Café Paulina - Bajna

Café Paulina

The enormous manorial kitchen was popular in the Bajna mansion. The remains of the previous aristocratic kitchen’s surviving furnishings date from the second half of the 19th century.

Princess Pauline inherited the mansion after Móric Sándor died, which she modernised in 1896, and installed gas lighting.

The imprint of the custom-made, tiled wood-fired cookstove standing on a leg base has been retained in the middle of the kitchen, with remnants of the blue tiles and features of the chimney, as well as stumps of the pastry oven in the centre of the cookstove. Tiled, closed-combustion cookstoves were made of brick, were fitted with a fluepipe, and were fuelled with wood. Situated above the oven, there was a cast iron griddle.

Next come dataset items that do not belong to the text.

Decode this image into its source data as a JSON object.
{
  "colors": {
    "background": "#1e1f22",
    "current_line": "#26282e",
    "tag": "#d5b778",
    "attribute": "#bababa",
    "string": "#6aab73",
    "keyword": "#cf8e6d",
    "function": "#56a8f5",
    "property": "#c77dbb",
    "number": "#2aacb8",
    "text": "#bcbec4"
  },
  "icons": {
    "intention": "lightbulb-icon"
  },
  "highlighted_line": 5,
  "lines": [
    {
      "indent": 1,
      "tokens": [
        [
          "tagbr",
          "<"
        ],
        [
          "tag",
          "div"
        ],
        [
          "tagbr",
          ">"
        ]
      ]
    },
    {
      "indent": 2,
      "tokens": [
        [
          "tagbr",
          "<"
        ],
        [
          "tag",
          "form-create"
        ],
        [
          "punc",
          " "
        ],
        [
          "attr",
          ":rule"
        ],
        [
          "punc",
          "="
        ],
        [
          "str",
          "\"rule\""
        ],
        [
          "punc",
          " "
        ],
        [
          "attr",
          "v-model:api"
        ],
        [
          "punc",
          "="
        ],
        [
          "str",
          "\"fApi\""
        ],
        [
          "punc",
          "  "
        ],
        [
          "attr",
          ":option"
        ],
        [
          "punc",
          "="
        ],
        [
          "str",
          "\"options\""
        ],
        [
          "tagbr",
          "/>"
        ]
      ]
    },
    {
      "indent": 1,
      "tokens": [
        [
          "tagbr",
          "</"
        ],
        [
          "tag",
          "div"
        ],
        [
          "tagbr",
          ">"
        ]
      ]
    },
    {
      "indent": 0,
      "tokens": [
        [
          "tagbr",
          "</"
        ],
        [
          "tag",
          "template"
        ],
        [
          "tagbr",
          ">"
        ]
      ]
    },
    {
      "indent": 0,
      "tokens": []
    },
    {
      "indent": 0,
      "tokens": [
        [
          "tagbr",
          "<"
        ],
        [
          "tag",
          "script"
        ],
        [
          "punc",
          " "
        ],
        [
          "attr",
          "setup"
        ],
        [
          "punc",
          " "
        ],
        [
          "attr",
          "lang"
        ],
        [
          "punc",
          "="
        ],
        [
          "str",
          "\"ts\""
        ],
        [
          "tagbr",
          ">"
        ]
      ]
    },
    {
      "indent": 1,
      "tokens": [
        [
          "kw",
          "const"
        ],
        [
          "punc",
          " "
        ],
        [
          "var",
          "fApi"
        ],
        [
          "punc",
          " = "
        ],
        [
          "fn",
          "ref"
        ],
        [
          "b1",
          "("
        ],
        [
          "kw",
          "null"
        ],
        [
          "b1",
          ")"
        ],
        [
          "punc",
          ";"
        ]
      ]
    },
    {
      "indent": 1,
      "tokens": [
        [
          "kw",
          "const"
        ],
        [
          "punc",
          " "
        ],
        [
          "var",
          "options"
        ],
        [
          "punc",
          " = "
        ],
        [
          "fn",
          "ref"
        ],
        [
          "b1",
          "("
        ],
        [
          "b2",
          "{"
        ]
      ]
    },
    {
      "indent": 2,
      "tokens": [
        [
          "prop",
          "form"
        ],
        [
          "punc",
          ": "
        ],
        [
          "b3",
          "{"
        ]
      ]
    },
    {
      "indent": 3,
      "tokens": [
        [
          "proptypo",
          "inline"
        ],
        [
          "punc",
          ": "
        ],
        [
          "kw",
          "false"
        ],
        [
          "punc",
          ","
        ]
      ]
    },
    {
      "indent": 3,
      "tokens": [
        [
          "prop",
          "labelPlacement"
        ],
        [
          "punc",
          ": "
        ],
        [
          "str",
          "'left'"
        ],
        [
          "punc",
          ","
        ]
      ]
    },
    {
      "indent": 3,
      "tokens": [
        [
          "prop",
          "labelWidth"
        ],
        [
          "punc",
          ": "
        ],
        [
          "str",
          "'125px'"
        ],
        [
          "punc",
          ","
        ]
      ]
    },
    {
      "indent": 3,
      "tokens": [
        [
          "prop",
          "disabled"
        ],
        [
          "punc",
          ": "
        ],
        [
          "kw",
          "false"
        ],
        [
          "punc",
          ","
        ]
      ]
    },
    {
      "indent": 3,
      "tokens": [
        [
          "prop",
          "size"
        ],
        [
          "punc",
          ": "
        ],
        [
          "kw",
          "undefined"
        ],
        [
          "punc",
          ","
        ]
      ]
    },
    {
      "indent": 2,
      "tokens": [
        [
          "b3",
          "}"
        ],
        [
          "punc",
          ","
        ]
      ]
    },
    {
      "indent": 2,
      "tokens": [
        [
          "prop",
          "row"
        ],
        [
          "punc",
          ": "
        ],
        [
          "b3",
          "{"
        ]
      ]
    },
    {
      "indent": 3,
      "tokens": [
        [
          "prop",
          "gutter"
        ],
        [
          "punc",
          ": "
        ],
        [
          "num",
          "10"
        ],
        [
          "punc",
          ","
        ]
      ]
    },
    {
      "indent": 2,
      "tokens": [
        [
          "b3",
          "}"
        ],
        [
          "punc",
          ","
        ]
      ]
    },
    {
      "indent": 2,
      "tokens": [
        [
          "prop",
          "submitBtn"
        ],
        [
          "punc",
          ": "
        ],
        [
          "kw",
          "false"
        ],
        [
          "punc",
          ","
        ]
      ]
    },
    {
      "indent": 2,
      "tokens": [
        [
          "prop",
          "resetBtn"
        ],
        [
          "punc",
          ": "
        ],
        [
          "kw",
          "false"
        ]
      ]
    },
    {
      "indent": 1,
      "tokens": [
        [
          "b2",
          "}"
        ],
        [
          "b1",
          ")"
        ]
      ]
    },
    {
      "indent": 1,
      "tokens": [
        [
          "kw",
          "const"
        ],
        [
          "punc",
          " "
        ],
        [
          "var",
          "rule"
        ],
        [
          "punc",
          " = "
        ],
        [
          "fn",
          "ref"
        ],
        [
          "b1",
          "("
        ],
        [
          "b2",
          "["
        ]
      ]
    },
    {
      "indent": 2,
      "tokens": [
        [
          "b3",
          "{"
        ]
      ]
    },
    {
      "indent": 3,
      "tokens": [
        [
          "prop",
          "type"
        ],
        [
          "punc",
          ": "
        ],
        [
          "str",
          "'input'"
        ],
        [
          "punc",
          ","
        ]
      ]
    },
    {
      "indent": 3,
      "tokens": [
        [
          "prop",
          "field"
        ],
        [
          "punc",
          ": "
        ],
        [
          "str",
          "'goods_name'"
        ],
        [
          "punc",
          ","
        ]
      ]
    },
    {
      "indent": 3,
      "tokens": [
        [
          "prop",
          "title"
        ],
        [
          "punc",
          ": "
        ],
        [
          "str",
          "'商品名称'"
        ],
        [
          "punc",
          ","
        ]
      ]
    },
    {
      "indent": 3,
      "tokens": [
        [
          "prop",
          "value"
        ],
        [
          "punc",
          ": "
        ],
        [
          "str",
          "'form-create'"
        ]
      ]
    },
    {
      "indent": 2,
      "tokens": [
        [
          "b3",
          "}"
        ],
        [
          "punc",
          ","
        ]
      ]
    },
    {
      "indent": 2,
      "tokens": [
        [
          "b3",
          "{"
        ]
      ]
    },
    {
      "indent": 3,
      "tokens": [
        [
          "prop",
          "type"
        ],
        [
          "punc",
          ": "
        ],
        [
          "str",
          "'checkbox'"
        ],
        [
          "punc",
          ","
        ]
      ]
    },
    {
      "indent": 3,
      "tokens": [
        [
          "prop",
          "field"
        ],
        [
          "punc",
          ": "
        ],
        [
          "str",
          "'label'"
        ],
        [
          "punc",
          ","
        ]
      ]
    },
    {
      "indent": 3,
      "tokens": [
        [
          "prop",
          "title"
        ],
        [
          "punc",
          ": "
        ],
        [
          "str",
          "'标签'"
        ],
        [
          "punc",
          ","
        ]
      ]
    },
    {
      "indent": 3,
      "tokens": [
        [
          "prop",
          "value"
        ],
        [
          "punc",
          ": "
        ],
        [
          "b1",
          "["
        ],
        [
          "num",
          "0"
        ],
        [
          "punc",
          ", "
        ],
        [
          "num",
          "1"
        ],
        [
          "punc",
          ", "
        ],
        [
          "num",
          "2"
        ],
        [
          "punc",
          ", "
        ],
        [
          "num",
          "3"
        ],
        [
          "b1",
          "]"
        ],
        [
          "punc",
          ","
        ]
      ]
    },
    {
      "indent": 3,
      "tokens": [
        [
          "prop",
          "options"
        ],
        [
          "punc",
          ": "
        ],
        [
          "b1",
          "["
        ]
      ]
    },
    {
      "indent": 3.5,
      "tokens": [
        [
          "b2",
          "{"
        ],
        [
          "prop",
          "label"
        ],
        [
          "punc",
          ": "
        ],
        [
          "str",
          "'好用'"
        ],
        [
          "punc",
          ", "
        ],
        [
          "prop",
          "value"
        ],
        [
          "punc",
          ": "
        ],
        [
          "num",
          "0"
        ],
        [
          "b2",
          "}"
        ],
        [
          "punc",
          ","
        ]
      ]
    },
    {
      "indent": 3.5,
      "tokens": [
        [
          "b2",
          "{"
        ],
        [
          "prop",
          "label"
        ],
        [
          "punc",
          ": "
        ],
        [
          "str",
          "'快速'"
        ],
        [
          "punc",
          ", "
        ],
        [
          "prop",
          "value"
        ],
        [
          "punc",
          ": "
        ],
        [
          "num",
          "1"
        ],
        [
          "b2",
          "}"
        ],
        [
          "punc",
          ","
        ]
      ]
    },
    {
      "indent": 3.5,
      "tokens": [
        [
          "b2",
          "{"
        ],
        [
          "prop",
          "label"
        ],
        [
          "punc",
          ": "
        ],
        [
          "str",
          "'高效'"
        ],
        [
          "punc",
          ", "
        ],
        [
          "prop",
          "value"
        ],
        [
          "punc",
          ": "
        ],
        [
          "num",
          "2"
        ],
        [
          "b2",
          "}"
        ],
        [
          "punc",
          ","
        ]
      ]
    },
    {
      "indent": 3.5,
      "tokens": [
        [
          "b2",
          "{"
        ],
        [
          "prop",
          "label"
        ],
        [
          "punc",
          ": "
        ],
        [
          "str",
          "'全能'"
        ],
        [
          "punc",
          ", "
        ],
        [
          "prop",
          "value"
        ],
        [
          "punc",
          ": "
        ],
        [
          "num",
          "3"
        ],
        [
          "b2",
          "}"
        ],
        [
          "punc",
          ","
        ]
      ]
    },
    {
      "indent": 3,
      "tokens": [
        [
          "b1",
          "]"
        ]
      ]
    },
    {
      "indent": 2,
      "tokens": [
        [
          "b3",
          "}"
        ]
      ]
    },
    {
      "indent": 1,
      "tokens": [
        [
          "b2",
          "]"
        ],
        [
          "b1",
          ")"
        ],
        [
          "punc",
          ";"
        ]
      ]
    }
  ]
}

The kitchen remnants help to envision and experience life in the mansion: the staff rushing through the spacious kitchen, the fragrance of food, the chatter of damsels drinking tea under the antique images on the walls, while the male guests were spending time in either the card room or billiards room.

In the renovated mansion café, visitors can take a seat at modern tables and chairs. 

Fantasy desserts named after the Metternich family, such as the Devil’s Horseman slice (double-chocolate mixed dough with chocolate pieces, dark chocolate ganache, a layer of sour cherry, and milk chocolate mousse), or the Pauline raspberry fool (an oatmeal cookie base with honey and chocolate, vanilla cream, and raspberry sauce, finished with some mascarpone cream), as well as other handcrafted cakes await visitors at the café, which also serves coffee specialties.

Café Paulina is open to even those entering the mansion without a ticket.